Campaign of the Month: October 2017
Blood and Bourbon
Russel "Rusty" Dufresne
Bail bond tech specialist
“How can someone so smart be so absolutely ass with people?”
“Do I need to break it down into smaller words, or are you capable of following the basic instruction I’ve given you?”
“You know what lasts longer than beauty? Being smart.”
—Rusty Dufresne to Reggie and Randy Dufresne
Rusty has always been the odd man out. His siblings look more like his parents than he ever had (Arnold was apparently quite a looker in his youth, or at least had the same sort of build that Reggie was blessed with and that forgave any umbrage people took with the rest of him), but Regina says that Rusty “takes after his grandfather.” Maybe it’s the disease, or maybe he’d have been born average anyway to make up for the fact that he’s smarter than everyone else in the room. Rusty doesn’t come close to the six-odd feet his brothers both claim, and while his arms and chest were always larger than they might have been if he hadn’t been confined to a chair, they’re not the hulking monstrosities of Reggie or even Randy. He’s a little thicker than his brothers, with a smattering of facial hair that never quite looks right, a rounded jaw, and the “stereotypical lips and nose of your race,” someone once said.
Rusty came out crooked.
Or at least that’s what Reggie says about his “older brother,” that he came out crooked with twisted little goblin legs and a head too big for his body.
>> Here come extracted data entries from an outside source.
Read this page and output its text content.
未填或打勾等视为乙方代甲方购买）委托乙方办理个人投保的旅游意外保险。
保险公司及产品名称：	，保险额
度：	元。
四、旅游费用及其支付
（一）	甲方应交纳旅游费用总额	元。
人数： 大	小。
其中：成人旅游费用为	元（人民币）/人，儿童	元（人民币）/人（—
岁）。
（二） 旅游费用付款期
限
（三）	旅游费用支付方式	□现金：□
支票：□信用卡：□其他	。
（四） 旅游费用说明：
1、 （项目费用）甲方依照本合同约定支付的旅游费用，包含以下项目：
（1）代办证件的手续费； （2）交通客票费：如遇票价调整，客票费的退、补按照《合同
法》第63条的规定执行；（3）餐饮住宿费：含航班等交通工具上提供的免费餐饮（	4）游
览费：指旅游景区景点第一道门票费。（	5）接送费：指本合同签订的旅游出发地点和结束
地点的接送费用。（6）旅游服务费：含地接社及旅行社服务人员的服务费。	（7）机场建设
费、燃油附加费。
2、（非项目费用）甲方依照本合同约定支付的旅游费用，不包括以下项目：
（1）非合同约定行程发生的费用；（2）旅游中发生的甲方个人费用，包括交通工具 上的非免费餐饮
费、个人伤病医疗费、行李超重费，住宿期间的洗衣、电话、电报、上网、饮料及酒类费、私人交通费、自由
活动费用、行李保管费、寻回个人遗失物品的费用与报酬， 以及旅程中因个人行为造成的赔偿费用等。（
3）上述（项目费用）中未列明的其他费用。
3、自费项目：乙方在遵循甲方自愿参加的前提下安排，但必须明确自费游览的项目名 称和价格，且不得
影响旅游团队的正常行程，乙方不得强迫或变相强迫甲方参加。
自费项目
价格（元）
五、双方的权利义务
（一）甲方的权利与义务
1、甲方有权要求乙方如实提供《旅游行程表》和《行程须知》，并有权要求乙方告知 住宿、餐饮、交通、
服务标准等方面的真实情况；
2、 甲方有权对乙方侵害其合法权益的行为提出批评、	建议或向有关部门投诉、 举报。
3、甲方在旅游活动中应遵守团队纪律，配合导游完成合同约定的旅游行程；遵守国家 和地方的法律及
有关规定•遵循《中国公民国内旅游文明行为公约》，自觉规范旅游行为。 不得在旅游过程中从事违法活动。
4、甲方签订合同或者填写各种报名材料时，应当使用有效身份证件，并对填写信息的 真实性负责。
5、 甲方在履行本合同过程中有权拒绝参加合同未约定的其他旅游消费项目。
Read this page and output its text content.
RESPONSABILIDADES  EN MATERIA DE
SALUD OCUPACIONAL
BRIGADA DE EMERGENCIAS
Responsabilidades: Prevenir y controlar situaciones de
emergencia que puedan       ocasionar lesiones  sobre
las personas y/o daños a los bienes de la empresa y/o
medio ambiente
Only 2.5 pounds, he says, but at least two of those were his skull and brain, and the rest of him was a stunted little runt.
Rusty was always small for his age. He spent a handful of days in the NICU after his birth to get up to weight, but he’d never manage to catch up to Reggie or Randy in size. And he was crooked: his spine, his legs, the very nerves that ran through his body. By the time he was five he’d had a series of surgeries to correct the kink, but he’d never walk right on his own. He never said that he minded the cane or the walker or the wheelchair, and when kids like Billy made fun of him for not participating in gym, well, he just put his nose back in his book and let his brother handle that business. He knew he’d be the head of a company some day and the Billys of the world would ask how he wanted his burger.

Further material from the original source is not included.